Other browsers show similar prompts, which you can see here:
In Internet Explorer 7 and later on Windows Vista and later, launching an application to handle an Application Protocol URL will also consult the Protected Mode Elevation policy for the target executable. By default, this policy is that the user will be prompted for permission to launch the program at the Medium Integrity Level:
You can learn more about Protected Mode Elevation policy by reading my previous blog post on that topic.
Many vulnerabilities in Application Protocols stem from the fact that developers often try to quickly “bolt on” support for this feature into their existing programs. This is frequently a source of security bugs because many programs are not written with the expectation that untrusted data (e.g. the web-supplied URL) will be passed in on their command line. Vulnerable programs often have simple logic bugs (e.g. buffer-overflowing because they fail to handle command line arguments larger than some fixed size) but some have more complicated problems. For instance, some programs will immediately undertake a permanent configuration change without first confirming it with the user. For example, one buggy implementation I once saw would immediately delete user data when passed a particular command line argument—the command to do so existed for many years before a later developer came in and quickly added the code to expose the program as an Application Protocol handler without performing an analysis of the threats posed by untrusted arguments.
Another behavior to be aware of is that some callers will decode or encode URLs before passing them along to the target program. For historical reasons, Internet Explorer performs a single percent-decoding pass on the URL before calling ShellExecute; by default IE9 and IE10 still perform this decoding unless the protocol’s registry key contains a REG_DWORD named UseOriginalUrlEncoding with value 0x1. However, the Windows Shell’s Start > Run command performs no such decoding pass.

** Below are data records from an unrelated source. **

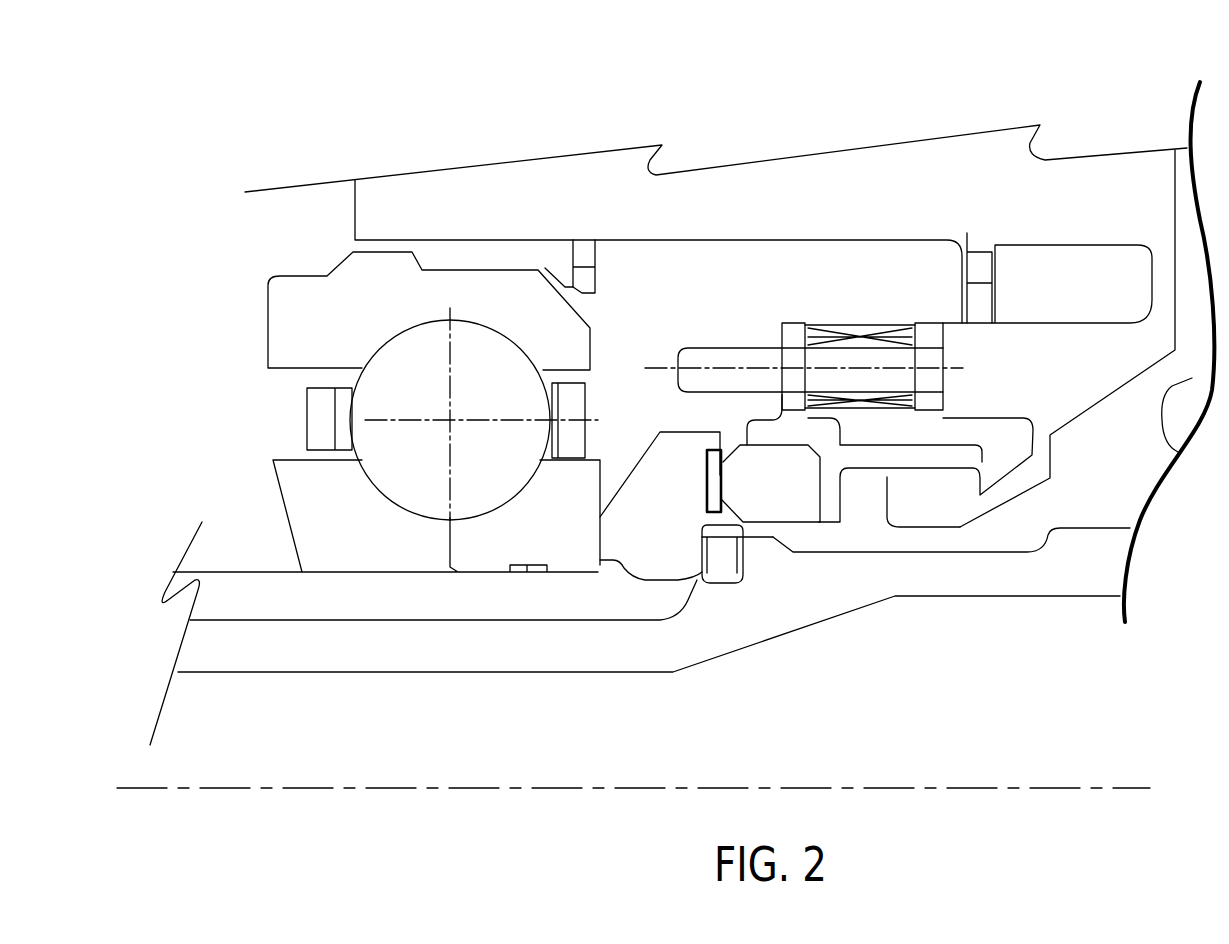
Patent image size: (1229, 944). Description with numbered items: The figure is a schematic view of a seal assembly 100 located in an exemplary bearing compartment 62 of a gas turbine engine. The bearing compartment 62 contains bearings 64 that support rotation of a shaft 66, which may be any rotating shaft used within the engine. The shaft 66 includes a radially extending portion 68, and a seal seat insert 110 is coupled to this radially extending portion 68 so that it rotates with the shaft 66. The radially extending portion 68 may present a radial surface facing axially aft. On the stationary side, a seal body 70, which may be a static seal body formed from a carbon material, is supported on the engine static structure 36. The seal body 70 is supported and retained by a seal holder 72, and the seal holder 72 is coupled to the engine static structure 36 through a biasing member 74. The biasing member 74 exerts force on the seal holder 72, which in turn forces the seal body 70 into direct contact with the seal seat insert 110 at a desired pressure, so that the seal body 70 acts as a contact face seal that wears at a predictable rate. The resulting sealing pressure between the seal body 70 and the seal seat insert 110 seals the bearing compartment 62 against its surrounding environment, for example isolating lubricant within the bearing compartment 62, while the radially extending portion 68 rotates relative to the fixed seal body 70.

The seal assembly 100 is at (291, 108).
The bearing compartment 62 is at (700, 268).
The bearings 64 is at (403, 364).
The shaft 66 is at (618, 658).
The radially extending portion 68 is at (663, 537).
The seal body 70 is at (782, 500).
The seal holder 72 is at (838, 458).
The biasing member 74 is at (852, 330).
The engine static structure 36 is at (1042, 365).
The seal seat insert 110 is at (713, 503).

The following image shows the behavior in four different scenarios when invoking the URL alert:Escaped%22Quoted%22and"UnescapedQuoted" to launch a trivial program.
Detecting Installed Protocols
Web developers often ask if there’s some way to detect whether the client has a given protocol available. Generally, the answer is no, this isn’t possible. In IE, if a page attempts to navigate to a protocol which is not registered, the user will see the following notification page:
Opera and Safari show a similar page, while Firefox shows a modal error alert, and Chrome will simply fail the navigation. Only Firefox fires an OnError event when a navigation is attempted to an unregistered protocol.
Unfortunately, that means that there is no cross-browser, standardized method to detect whether the user’s browser can invoke a particular protocol. In the past, some setup programs would try to inject a token into the user’s User-Agent string or add a Version Vector (see the same article) that a web page can detect. Alternatively, some packages include both a protocol and and ActiveX control—the ActiveX control only exists to enable the web page to infer whether or not the Application Protocol is installed. All three of these methods have significant downsides, and none of the three approaches will work in non-IE browsers.
 Technically speaking, IE includes some special-case code for mailto that makes it behave a little differently than most Application Protocols. But it’s pretty close.